Monday, October 26, 2009

Poetic Diagnosis

I wasn't familiar with this poem, which I happened upon this morning:

Neurotics


No one gives you a thought, as day by day
You drag your feet, clay-thick with misery.
None think how stalemate in you grinds away,
Holding your spinning wheels an inch too high
To bite on earth. The mind, it's said, is free:
But not your minds. They, rusted stiff, admit
Only what will accuse or horrify,
Like slot-machines only bent pennies fit.

So year by year your tense unfinished faces
Sink further from the light. No one pretends
To want to help you now. For interest passes
Always towards the young and more insistent,
And skirts locked rooms where a hired darkness ends
Your long defence against the non-existent.

Philip Larkin

In some ways this seems a harsh, unlovely, and ungenerous piece, but on the other hand it has its accuracies. When it was written, in 1949 according to my volume, "neurosis" of course was a commonplace term owing to the cultural prominence of psychoanalysis. Neurosis remains a widely recognizable term, of course, but one no longer finds it in mainstream psychiatric diagnosis, as it has been split into myriad anxiety, mood, and perhaps personality disorders.

However, the construct of "neuroticism," which is a general tendency to emotional negativity and instability and susceptibility to stress, still exists as one of five major components of personality as identified in psychological testing (the other four are openness vs. conventionality, conscientiousness vs. expediency, extroversion vs. introversion, and agreeability vs. its lack). Neuroticism is correlated with increased risk for depression, anxiety, and eating disorders among other things. To my mind, describing someone as broadly neurotic can be more helpful and convenient than listing the five DSM-IV diagnoses they may happen to meet criteria for.

As for Larkin's poem, it painfully depicts the disfiguring and ostracizing effects that neuroticism can have; no, it is not (quite) leprosy, but it can alienate almost as much. It conveys the sense of stasis and sluggishness ("clay-thick"), of emotional torpor that results not from repose, but from wasteful psychological exertion (the metaphor of wheels spinning but gaining no traction on earth is just right).

Larkin puts his finger on the core problem of neurosis, which is the lack of internal freedom; while philosophers forever debate freedom vs. determinism in the abstract, the neurotic battles fatalism on a daily basis. Cheer up; don't be afraid; eat less; exercise. How can these things seem so impossible? For one thing, the neurotic lives in a different perceptual world from the rest of us, with a mind that will "admit only what will accuse or horrify."

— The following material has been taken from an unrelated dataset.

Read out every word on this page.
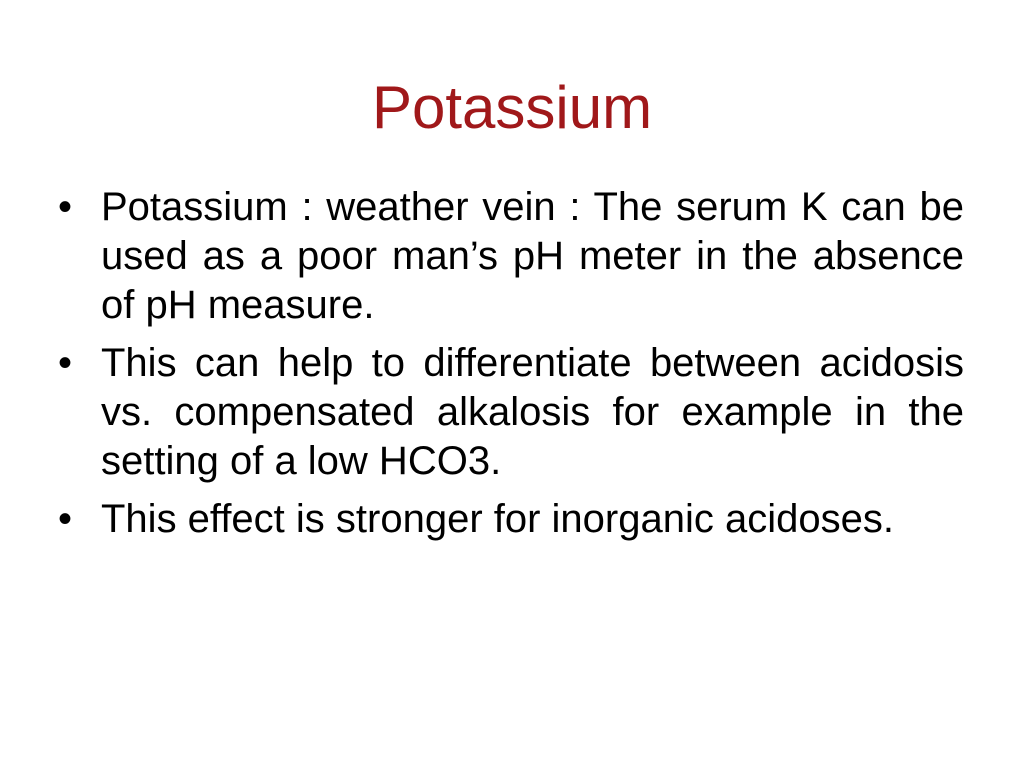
Potassium
• Potassium : weather vein : The serum K can be used as a poor man’s pH meter in the absence of pH measure.
• This can help to differentiate between acidosis vs. compensated alkalosis for example in the setting of a low HCO3.
• This effect is stronger for inorganic acidoses.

"Tense unfinished faces" is perfect, suggesting the way in which anxiety inhibits and blurs individuation. There is a sense in which neurosis is a disabled identity. I'm not sure that "hired darkness" works as well, but I assume Larkin means here the classic avoidance by which the neurotic seeks to fend off "non-existent" threats, although ironically the threats in question are in reality all-too-existent, merely within the neurotic's "locked rooms," and not without as he imagines.

1 comment:

Anonymous said...

Thanks firstly for the poem. I have also thought the term 'neuroticism' to be too powerful to be expunged (as stigmatising? too vague? too unfocused? perhaps itself yoo cognitively 'neurotic'?) from what both the subjective and objective view can see as precisely described in your discussion. A good example of the art of psychiatry here.